The purpose of this programming assignment is to learn more about sorting algorithms. Your task is to create two sorting functions "corn_sort" and "hilow_sort" and use these functions to sort an array of 100 random integer values between [0..999].
The corn sort algorithm is a variation on the traditional bubble sort algorithm. In each pass over the unsorted array, you look at two adjacent values and swap them if they are out of order. With bubble sort, these passes over the data are always going from left-to-right. With corn sort you do one pass from left-to-right followed by another pass from right-to-left and this is repeated until there are no exchanges. Thus with corn sort, we will bubble the largest value to the far right on the first pass, and the smallest value to the far left on the second pass. Hence, we should be able to sort random numbers in fewer passes over the data.
The hilow sort algorithm is a variation on the traditional selection sort algorithm.

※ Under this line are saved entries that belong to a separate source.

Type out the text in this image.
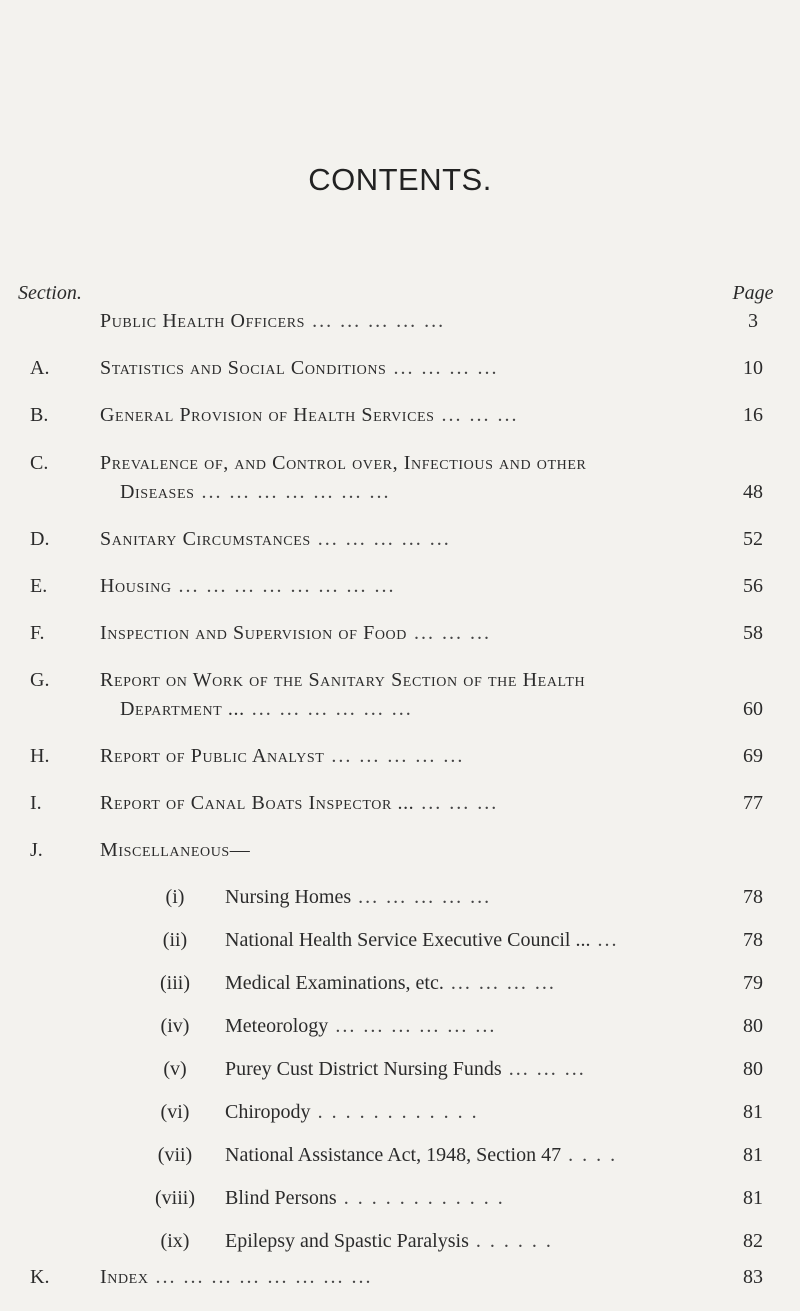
CONTENTS.
Section.	Page
Public Health Officers ... ... ... ... ...	3
A.	Statistics and Social Conditions ... ... ... ...	10
B.	General Provision of Health Services ... ... ...	16
C.	Prevalence of, and Control over, Infectious and other
Diseases ... ... ... ... ... ... ...	48
D.	Sanitary Circumstances ... ... ... ... ...	52
E.	Housing ... ... ... ... ... ... ... ...	56
F.	Inspection and Supervision of Food ... ... ...	58
G.	Report on Work of the Sanitary Section of the Health
Department ... ... ... ... ... ... ...	60
H.	Report of Public Analyst ... ... ... ... ...	69
I.	Report of Canal Boats Inspector ... ... ... ...	77
J.	Miscellaneous—
(i)	Nursing Homes ... ... ... ... ...	78
(ii)	National Health Service Executive Council ... ...	78
(iii)	Medical Examinations, etc. ... ... ... ...	79
(iv)	Meteorology ... ... ... ... ... ...	80
(v)	Purey Cust District Nursing Funds ... ... ...	80
(vi)	Chiropody . . . . . . . . . . . .	81
(vii)	National Assistance Act, 1948, Section 47 . . . .	81
(viii)	Blind Persons . . . . . . . . . . . .	81
(ix)	Epilepsy and Spastic Paralysis . . . . . .	82
K.	Index ... ... ... ... ... ... ... ...	83
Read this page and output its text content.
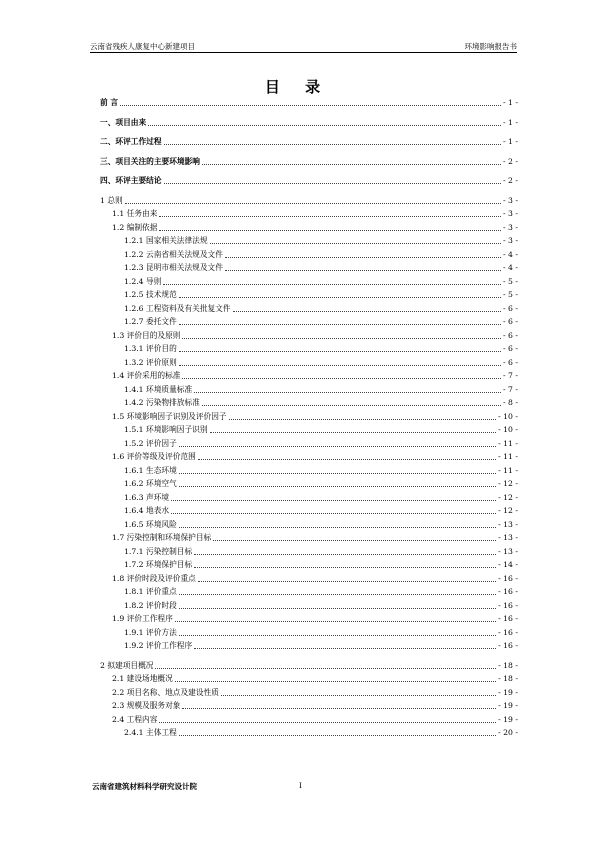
云南省残疾人康复中心新建项目	环境影响报告书
目 录
前 言	- 1 -
一、项目由来	- 1 -
二、环评工作过程	- 1 -
三、项目关注的主要环境影响	- 2 -
四、环评主要结论	- 2 -
1 总则	- 3 -
1.1 任务由来	- 3 -
1.2 编制依据	- 3 -
1.2.1 国家相关法律法规	- 3 -
1.2.2 云南省相关法规及文件	- 4 -
1.2.3 昆明市相关法规及文件	- 4 -
1.2.4 导则	- 5 -
1.2.5 技术规范	- 5 -
1.2.6 工程资料及有关批复文件	- 6 -
1.2.7 委托文件	- 6 -
1.3 评价目的及原则	- 6 -
1.3.1 评价目的	- 6 -
1.3.2 评价原则	- 6 -
1.4 评价采用的标准	- 7 -
1.4.1 环境质量标准	- 7 -
1.4.2 污染物排放标准	- 8 -
1.5 环境影响因子识别及评价因子	- 10 -
1.5.1 环境影响因子识别	- 10 -
1.5.2 评价因子	- 11 -
1.6 评价等级及评价范围	- 11 -
1.6.1 生态环境	- 11 -
1.6.2 环境空气	- 12 -
1.6.3 声环境	- 12 -
1.6.4 地表水	- 12 -
1.6.5 环境风险	- 13 -
1.7 污染控制和环境保护目标	- 13 -
1.7.1 污染控制目标	- 13 -
1.7.2 环境保护目标	- 14 -
1.8 评价时段及评价重点	- 16 -
1.8.1 评价重点	- 16 -
1.8.2 评价时段	- 16 -
1.9 评价工作程序	- 16 -
1.9.1 评价方法	- 16 -
1.9.2 评价工作程序	- 16 -
2 拟建项目概况	- 18 -
2.1 建设场地概况	- 18 -
2.2 项目名称、地点及建设性质	- 19 -
2.3 规模及服务对象	- 19 -
2.4 工程内容	- 19 -
2.4.1 主体工程	- 20 -
云南省建筑材料科学研究设计院	I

With selection sort, each pass over the unsorted data selects the smallest remaining data value, and this is stored to the right of the sorted data values. With the hilow sort, each pass over the unsorted data will select the largest and the smallest remaining data values, and these two values will be stored in appropriate locations in the sorted array -- the smallest value to right of previous small values, and the largest value to left of previous large value. Hence with hilow sort, we will move two values into their correct locations with each pass over the data.
Students are encouraged to use the sample sorting code in labs 10 and 11 as a framework for creating random data values, and reading and writing ascii sorted and unsorted data files. You should use the same parameters for "corn_sort" and "hilow_sort" as the "bubble_sort" and "selection_sort" functions.
You can implement this program using either a bottom-up approach or a top-down approach. If you go for a bottom-up approach, start by creating basic methods and classes, and test theses methods using a simple main program that calls each method. When this is working, you can create the main program that uses these methods to solve the problem above.
If you go for a top-down approach, start by creating your main program that reads user input, and calls empty methods to pretend to solve the problem. Then add in the code for these methods one at a time. This way, you will get an idea of how the whole program will work before you dive into the details of implementing each method and class.
Regardless of which technique you choose to use, you should always develop your code incrementally adding code, compiling, debugging, a little bit at a time. This way, you always have a program that "does something" even if it is not complete. Also, remember to keep backup versions of your code, so you always have a version to fall back on if you accidentally delete your code or your changes do not work out.
Test your program to check that it operates correctly for all of the requirements listed above. Also check for the error handling capabilities of the code. You are required to include your testing results in your project report to demonstrate that your program works correctly. To do this use the "script" command to save all program input/output in a "typescript" file, and cut and paste from this ascii file into your program documentation.
When you have completed your C++ program, use the "Programming Report Template" on the class website to document your programming project. This report has separate sections to describe the problem statement, your design decisions, your implementation process, and your testing results. Each of these sections should be 1-2 paragraphs long, so your completed report will be 2-3 pages long once you have included your testing output.
In this class, we will be using electronic project submission to make sure that all students hand their programming projects and labs on time, and to perform automatic analysis of all programs that are submitted. When you have completed the tasks above go to the class web site to "Upload" your documentation (a single docx file), and your C++ program (a single ascii text file).
The dates on your electronic submission will be used to verify that you met the due date above. All late projects will receive reduced credit:
You will receive partial credit for all programs that compile even if they do not meet all program requirements, so handing projects in on time is highly recommended.